Difficult to describe, here I opened hstr (aliased to “hh”) with the string “ssh”, from the filtered history list (not shown below, ofc) I picked “ssh root@libre-a”, which is the inserted, but not executed, and I’m sitting there with the empty blinking prompt:
~/Desktop> hh ssh
ssh root@libre-a
~/Desktop>
Anyone using hstr outside of Haiku and can confirm this is expected behaviour and not a bug in our port or some failure on my side?
Nope, and it would be a huge bother if that were the way, and how would it if you just called “hstr” without an initial filtering string?
“hstr” is in HaikuDepot, everyone can give it a spin before guessing into the blue.
Tried it on nightly x64, and got same behaviour. It’s indeed not very helpful.
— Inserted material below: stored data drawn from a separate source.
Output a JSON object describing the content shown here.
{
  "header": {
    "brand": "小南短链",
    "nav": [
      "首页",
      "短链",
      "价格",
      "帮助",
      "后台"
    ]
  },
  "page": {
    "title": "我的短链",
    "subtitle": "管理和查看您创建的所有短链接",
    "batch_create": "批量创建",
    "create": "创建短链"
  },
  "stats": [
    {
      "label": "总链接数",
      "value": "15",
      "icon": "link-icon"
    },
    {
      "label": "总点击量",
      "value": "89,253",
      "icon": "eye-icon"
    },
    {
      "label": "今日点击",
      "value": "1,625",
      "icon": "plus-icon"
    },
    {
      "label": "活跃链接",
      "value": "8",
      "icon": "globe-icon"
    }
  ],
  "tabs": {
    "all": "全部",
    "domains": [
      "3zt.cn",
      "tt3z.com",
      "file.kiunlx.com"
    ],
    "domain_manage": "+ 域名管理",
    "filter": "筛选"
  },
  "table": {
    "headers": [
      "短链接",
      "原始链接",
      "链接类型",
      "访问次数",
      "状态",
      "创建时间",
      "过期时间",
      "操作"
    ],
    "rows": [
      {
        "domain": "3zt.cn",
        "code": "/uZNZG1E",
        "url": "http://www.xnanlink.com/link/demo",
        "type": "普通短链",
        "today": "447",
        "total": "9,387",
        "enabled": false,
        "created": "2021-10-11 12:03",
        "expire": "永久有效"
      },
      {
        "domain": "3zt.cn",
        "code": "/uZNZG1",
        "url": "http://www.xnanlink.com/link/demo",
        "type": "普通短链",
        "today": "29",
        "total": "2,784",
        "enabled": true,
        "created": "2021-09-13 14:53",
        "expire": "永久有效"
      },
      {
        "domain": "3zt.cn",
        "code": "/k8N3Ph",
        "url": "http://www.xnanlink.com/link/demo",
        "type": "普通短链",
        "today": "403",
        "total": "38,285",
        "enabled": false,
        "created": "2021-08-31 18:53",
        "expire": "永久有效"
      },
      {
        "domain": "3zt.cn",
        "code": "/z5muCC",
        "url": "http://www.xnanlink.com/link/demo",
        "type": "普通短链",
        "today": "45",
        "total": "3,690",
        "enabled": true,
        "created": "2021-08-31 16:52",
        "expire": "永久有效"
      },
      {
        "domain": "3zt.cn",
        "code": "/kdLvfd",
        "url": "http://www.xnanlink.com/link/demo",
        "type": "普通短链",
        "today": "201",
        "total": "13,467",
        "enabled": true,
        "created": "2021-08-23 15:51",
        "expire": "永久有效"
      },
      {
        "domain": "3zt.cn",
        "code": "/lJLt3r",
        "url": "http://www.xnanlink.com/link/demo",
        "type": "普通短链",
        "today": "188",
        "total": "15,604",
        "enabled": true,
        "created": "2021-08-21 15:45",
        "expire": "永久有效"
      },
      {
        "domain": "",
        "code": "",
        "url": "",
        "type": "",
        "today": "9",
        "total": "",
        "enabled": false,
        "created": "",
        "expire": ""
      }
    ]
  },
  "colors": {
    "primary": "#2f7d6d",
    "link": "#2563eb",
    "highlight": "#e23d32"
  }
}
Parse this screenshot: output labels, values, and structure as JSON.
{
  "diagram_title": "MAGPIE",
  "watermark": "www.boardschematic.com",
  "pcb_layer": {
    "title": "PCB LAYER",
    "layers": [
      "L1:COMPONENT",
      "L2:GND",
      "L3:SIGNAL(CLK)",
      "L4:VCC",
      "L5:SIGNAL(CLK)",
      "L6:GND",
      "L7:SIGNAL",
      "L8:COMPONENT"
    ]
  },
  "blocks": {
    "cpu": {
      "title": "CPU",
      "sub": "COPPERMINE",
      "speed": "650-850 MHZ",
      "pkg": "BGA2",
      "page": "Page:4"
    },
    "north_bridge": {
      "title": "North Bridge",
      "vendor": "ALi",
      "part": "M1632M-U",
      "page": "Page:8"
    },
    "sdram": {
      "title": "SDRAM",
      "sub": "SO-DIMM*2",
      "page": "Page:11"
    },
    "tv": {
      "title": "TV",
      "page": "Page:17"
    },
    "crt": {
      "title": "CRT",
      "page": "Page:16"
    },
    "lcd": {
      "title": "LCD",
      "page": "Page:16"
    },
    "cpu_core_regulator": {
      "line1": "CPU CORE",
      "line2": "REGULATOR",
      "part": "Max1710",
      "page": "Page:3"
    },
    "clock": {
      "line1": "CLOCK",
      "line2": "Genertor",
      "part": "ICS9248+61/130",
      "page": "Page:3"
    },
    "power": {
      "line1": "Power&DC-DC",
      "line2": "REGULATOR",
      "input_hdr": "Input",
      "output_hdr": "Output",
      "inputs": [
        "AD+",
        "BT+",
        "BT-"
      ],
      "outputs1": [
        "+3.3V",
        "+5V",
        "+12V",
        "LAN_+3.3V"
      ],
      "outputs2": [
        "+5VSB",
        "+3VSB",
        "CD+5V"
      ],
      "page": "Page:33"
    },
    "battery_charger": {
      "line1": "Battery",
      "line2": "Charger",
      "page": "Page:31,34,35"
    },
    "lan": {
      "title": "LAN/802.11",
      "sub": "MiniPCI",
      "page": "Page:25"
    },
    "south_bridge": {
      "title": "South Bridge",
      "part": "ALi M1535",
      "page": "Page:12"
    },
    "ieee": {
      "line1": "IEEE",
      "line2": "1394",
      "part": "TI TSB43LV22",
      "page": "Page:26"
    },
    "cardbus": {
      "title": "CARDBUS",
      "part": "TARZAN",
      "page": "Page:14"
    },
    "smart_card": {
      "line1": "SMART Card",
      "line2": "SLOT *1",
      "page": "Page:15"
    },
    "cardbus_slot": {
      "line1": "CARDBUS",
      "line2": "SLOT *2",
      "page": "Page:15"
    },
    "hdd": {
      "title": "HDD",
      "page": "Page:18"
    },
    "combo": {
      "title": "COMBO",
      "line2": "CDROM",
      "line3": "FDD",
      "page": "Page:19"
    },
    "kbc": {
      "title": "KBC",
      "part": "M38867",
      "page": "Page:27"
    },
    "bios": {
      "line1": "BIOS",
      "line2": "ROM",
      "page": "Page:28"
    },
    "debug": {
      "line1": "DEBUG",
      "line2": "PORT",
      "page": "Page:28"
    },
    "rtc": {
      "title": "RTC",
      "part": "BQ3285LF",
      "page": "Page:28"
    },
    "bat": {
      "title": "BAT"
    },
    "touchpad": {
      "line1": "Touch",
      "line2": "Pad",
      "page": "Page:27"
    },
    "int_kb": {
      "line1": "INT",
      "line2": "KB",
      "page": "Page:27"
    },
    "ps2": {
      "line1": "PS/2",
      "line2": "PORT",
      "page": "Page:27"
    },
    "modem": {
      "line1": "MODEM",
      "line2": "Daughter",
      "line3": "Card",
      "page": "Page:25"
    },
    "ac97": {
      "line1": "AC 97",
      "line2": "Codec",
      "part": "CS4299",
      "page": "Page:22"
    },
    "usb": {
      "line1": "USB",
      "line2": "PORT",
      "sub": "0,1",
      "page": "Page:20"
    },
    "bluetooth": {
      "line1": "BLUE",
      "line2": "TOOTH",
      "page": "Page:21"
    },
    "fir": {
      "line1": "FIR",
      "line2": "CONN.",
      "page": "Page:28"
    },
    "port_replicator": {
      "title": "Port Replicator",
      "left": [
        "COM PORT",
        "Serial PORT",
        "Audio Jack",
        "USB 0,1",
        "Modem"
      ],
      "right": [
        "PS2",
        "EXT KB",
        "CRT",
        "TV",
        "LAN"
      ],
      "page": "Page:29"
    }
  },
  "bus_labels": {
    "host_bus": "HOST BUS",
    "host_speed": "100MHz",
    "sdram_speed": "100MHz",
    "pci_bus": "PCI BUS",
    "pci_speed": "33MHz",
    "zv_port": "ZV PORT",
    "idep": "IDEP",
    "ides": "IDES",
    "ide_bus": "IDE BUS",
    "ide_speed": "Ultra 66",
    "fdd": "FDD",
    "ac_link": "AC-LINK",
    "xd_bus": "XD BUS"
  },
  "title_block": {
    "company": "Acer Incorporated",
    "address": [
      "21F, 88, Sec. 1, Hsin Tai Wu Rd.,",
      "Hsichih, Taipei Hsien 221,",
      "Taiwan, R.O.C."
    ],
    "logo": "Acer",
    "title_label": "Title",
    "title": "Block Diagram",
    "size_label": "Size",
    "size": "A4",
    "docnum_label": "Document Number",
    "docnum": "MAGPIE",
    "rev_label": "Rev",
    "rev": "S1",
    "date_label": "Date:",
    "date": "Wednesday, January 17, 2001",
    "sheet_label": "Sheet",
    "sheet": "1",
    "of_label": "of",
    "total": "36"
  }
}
I guess that the recipe was tested before being pushed so perhaps, it’s something that changed in nightlies or a problem with the arch.
I updated the recipe before trying to find why it behaves like this on Haiku. I’ve used hstr for years on Linux, and I would love to have it working correctly on Haiku.
But as it is usual… I’m way out of my league trying to debug stuff, so… don’t wait for me! If anyone else wants to have a look at it, that would be awesome!
Edit: I mean, the original recipe behaved the same as what @humdinger sees with the updated one. I just figured it was better to have the latest code available before digging into the issue.
It seems the patchset is not complete. Lacking TIOCSTI, the same workaround as cygwin uses is included, but the change to the shell binding function was forgotten.
Confirmed that declaring that function in bash and binding it to a key, works.
The update I’ll propose, will only change what’s shown in the config instructions. So it should work same as it does right now.
So happy to have hstr working! Thanks again @madmax!
Edit: Just in case I misread your question (my “English” is poorly self-taught, sorry). The update will still need the above function defined in profile.
I did the original port, but i don’t recall it ever executed the commands. I haven’t spent too much time and had nochance to test it on other system (running only Haiku here), so i assumed it just doesn’t do that.
To expand on @BiPolar’s answer: the current workaround in hstr is to just spit the command to stderr. It’s the bash function that reads that and inserts it into the current readline buffer, and it seems it needs to be bound to a key to access readline. You can use a different key combo, of course.